The first game of the four-Test series between India and West Indies has already reached its conclusion, and most of us are yet to raise an eyebrow after its events. There was hardly any surprise in India’s dominating victory, their first-ever innings win in the Caribbean, as the visitors went 1-0 up.
Everything went according to plan, whether piling a massive score on the board, or bundling the hosts out for a little over 200 in the next couple of days. Even though the hosts showed occasional flashes of individual brilliance and resilience, it was never going to be enough to try and upset India’s plans of getting off to a successful start in their pursuit of a 4-0 result.

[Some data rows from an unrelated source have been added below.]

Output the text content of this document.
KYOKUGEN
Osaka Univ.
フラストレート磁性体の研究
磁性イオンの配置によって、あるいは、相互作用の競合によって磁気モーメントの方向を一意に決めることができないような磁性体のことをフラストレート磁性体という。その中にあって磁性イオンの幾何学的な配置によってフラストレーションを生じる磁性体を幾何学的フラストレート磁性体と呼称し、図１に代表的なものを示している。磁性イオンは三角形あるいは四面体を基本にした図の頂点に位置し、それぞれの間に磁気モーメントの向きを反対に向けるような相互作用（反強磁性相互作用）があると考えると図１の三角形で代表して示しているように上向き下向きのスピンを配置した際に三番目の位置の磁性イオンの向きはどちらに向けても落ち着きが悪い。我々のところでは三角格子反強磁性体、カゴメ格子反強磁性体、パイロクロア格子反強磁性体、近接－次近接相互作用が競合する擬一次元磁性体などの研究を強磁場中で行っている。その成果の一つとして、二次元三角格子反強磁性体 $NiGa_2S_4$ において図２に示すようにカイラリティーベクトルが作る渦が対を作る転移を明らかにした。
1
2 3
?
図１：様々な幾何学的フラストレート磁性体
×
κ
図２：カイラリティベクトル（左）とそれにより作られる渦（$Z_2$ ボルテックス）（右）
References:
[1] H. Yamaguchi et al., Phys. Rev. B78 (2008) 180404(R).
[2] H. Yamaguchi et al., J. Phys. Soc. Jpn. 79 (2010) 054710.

For newly-appointed coach Anil Kumble, who recently managed to beat Ravi Shastri to the top job, every department of the Indian team functioning as a well-oiled machine would have come as a pleasant sight as he got off to a winning start in his new role.
The stark difference in professionalism between the two sides, as well as the lack of star power in West Indies compared to that of a full strength Indian one did play its roles in deciding the fate of the first Test, which might go on to become a defining pattern for the rest of the series. However, talking about surprises, it was quite refreshing to see the Indian bowling attack fire as a whole in both the West Indian innings, rather than relying on individual excellence to fetch the results.
Perhaps the biggest gain for the Indians in this Test was the successful return of Mohammed Shami to international cricket. Having last featured in the heart-breaking semi-final loss to Australia in the 2015 World Cup, Shami was confined out of the field for a period of 18 months thanks to a knee surgery.
Few would have expected him to produce the kind of spells that he did in his comeback match, for the way he troubled the West Indian batsmen with a barrage of short balls, and bowled along an attacking channel to grab a four-wicket haul in the first innings made it look as if he had been bowling at the top level all those months.
What was even better was the fact that Shami seems to have retained his pace and his ability to obtain reverse swing, and that certainly is great news for the Indian team with the long home Test season that lies ahead of them. Like Shami, Umesh Yadav too was impressive with his bounce and swing, as the duo shared eight wickets in the first innings to ensure the follow-on.
Ravichandran Ashwin, whose rise in international cricket since his international debut in 2010 to become India’s first-choice spinner across formats, had been having a mixed run in 2016. While he produced devastating spells against Sri Lanka in the T20I series earlier this year, he registered below-par performances both in the tour of Australia as well as in the recently-concluded Indian Premier League.
However, the way he ran through the West Indian batting order in their second innings to record his second-best Test figures of 7/83 was his way of announcing his return to form. The Tamil Nadu offie managed to create pressure early on the fourth day with a couple of early breakthroughs, and his utilisation of the drift created by the strong breeze that helped scalp dangerous batsmen Marlon Samuels and Jason Holder, completed the annihilation of the misfiring West Indian lineup. Add a stroke-filled century to that performance, and Ashwin has already presented a strong case for him to be considered a genuine all-rounder.
The experienced Amit Mishra, whom one can safely describe as a talent that has been underutilised by the Indians for long, has been of valuable support to Ashwin when Virat Kohli chose to employ spin from both ends. Mishra played a supporting role in the just-concluded Test, and will definitely look to steal the spotlight from Ashwin in the coming games, if he is retained that is.
The one area where the pacers and spinners need to improve upon is their ability to finish what they start, which, sadly, they couldn’t as a result of complacency. The result would have been a much-more lop-sided one had it not been for the lower-order bravery displayed by skipper Holder as well as World T20 hero Carlos Brathwaite, and they managed to drag the West Indian innings past the 200-run mark on both occasions.
While their progress in the series so far has been great, improvement in this aspect by not letting their guard down after the fall of eight-odd wickets would make it superb.
Coming back to the positive aspects of the bowling performance, the manner in which the pacers and spinners worked together towards achieving the common goal of upsetting the opposition bodes well for the Indian cricket team, not just for whitewashing the series, but for the road ahead. With the bowling team functioning as a proper unit, with the batting department doing its job, there is little stopping the Indians from becoming the No 1 team again.